The specific properties of an individual soil type are determined by pedological processes that operate during its lifetime. These physical, chemical and biological actions add, transform, move (translocate) and destroy or remove material within the soil. It is important to recognize that soil-forming processes can evolve and change over time in response to factors such as climatic variability and land use.
Below the soil, solid rock or unconsolidated sediments can be found in (or on) which the soil has developed. In reality, all sediments are derived from solid rock by a process known as weathering. In principle, there are two main types of weathering: physical and chemical.
Physical weathering
In physical weathering, rocks disintegrate without changing their chemical composition. Typical examples of these processes are the splitting of rocks through daily warming of the sun and cooling during the night or by the repeated freezing and thawing of water causing tremendous pressures if it occurs in confined spaces, such as crevices in rocks. Physical weathering produces a layer of loose material, which covers the underlying solid rock. This material is known as regolith and can vary from a few millimetres to tens of metres thick.
Chemical weathering
Chemical weathering is a gradual and continuous process. It is driven primarily by the reaction between water or an acid and elements within the parent material, which lead to the creation of secondary minerals from the original compounds present in the rock. Chemical weathering is much stronger if temperature and humidity are high. Water is the key factor in chemical weathering as rainfall is slightly acidic with a pH of around 5.6 in unpolluted environments. Atmospheric carbon dioxide dissolves in rainwater to produce a weak carbonic acid. Some minerals, due to their natural solubility e.g. highly soluble salts and gypsum or inherent instability relative to surface conditions e.g. silicate minerals, slowly dissolve to form secondary products, such as clay minerals, iron and aluminium (hydr)oxides, carbonates and essential plant nutrients, such as calcium and potassium.

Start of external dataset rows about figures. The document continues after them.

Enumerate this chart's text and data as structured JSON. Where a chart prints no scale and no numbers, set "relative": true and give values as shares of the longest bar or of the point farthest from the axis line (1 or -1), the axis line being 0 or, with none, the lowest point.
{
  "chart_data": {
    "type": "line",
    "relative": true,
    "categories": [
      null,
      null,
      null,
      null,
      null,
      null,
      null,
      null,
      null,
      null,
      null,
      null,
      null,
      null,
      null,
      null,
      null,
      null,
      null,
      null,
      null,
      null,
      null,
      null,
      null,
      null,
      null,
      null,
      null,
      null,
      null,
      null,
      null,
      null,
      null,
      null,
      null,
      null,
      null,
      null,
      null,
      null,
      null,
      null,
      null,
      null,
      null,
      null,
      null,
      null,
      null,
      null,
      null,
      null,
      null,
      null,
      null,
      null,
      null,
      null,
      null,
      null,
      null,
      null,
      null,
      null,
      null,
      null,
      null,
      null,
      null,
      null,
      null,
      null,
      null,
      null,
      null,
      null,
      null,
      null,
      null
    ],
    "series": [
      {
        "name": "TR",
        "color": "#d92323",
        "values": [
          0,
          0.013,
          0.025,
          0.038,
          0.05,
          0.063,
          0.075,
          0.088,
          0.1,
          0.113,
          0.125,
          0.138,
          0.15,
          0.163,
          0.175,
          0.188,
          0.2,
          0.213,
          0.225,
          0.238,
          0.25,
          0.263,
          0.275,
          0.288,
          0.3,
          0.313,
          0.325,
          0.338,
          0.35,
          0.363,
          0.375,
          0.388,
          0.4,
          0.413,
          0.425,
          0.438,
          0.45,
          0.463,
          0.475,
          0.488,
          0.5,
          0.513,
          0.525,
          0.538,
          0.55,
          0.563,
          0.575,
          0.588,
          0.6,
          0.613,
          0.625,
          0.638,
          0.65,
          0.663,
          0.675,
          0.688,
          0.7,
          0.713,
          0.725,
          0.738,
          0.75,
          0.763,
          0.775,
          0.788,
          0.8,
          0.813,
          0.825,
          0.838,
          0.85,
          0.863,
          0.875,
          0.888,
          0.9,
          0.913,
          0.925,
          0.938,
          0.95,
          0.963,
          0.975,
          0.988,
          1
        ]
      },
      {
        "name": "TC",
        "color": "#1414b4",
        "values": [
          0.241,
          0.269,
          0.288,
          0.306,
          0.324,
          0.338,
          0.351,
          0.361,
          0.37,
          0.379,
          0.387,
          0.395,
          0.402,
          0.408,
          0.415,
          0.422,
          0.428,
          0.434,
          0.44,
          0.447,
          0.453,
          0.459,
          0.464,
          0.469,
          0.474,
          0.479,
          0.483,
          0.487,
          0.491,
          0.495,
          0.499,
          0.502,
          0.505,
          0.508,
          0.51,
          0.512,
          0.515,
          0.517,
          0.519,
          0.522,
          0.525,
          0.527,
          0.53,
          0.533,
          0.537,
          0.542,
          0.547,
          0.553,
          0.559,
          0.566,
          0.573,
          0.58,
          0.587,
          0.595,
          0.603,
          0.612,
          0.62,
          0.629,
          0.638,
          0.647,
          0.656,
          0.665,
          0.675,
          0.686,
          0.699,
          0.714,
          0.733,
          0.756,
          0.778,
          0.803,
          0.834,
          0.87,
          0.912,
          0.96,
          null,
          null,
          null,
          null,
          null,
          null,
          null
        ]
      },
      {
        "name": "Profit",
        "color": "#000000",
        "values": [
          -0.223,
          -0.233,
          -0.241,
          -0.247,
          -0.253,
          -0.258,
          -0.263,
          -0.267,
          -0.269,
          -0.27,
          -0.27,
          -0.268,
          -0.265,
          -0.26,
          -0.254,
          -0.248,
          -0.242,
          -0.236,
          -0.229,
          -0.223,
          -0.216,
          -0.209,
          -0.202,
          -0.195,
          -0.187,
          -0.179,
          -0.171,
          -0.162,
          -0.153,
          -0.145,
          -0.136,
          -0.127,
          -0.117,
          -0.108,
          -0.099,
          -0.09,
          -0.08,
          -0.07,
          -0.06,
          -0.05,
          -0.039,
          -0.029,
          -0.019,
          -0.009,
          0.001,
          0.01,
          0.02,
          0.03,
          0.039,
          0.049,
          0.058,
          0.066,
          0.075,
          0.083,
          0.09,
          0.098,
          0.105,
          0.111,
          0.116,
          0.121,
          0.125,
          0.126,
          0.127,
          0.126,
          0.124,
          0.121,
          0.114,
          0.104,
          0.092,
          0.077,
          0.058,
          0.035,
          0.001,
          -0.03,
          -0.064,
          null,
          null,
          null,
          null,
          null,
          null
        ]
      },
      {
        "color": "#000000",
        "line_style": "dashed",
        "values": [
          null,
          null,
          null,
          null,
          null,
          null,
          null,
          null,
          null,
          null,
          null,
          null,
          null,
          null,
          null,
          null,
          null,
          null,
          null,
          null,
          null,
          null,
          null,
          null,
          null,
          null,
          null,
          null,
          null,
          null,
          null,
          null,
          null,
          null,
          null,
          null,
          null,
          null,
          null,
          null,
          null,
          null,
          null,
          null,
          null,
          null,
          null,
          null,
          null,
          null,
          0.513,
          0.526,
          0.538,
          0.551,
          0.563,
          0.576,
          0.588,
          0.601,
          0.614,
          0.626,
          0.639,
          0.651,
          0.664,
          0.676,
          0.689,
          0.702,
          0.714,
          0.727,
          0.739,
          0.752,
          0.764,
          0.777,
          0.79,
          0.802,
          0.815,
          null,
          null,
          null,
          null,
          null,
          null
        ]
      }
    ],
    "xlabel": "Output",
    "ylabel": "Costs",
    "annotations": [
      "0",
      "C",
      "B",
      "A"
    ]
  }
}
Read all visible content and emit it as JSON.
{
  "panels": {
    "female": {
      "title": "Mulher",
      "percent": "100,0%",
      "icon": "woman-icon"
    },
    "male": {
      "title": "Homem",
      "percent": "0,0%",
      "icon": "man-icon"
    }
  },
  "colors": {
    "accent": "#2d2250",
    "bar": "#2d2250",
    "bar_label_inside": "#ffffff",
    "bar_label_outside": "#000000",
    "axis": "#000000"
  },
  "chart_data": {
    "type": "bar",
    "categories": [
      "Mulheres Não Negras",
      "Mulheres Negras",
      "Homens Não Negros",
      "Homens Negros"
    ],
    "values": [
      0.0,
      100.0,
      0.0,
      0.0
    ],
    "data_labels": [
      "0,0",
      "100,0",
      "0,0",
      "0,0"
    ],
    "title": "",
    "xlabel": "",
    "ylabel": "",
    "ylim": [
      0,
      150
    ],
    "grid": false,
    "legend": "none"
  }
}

One of the most well-known solution-based weathering processes is de-calcification, which occurs on parent materials that are rich in calcium carbonate, such as limestone and chalk. The weak carbonic acid in rainfall reacts with the calcium carbonate in the limestone to form calcium bicarbonate, which is then removed. This process can be even stronger if gases, such as sulphur dioxide and nitrogen oxides, are present in the atmosphere. These oxides react in the rainwater to produce stronger acids with a pH as low as 3. Water molecules can break up into positively charged hydronium (H3O+) and negatively charged hydroxyl (OH-) particles which can actually penetrate the crystal lattice of silicate and carbonate minerals. Those with a positive charge disrupt the balanced state of the mineral in question causing various cations to be released into the soil. This process is known as hydrolysis and is one of the underlying factors of soil fertility. Another chemical process involves the simultaneous loss, referred to as oxidation, and gain, referred to as reduction of electrons in substances. These exchanges are referred to as redox reactions. As materials become oxidised, the unbalanced charge degrades a material’s structural composition.
Biological weathering
Biological weathering is caused by the activities of living organisms and has both physical and chemical aspects. Examples of physical biological weathering include the loosening of rock by roots growing into cracks and burrowing creatures, such as termites that mix, or churn, the soil. Chemical biological weathering can be caused by bacterial activity or by strong organic acids from plant roots or litter. A recent study demonstrated a three-four-fold increase in weathering rate under lichen-covered surfaces compared to recently exposed bare rock surfaces.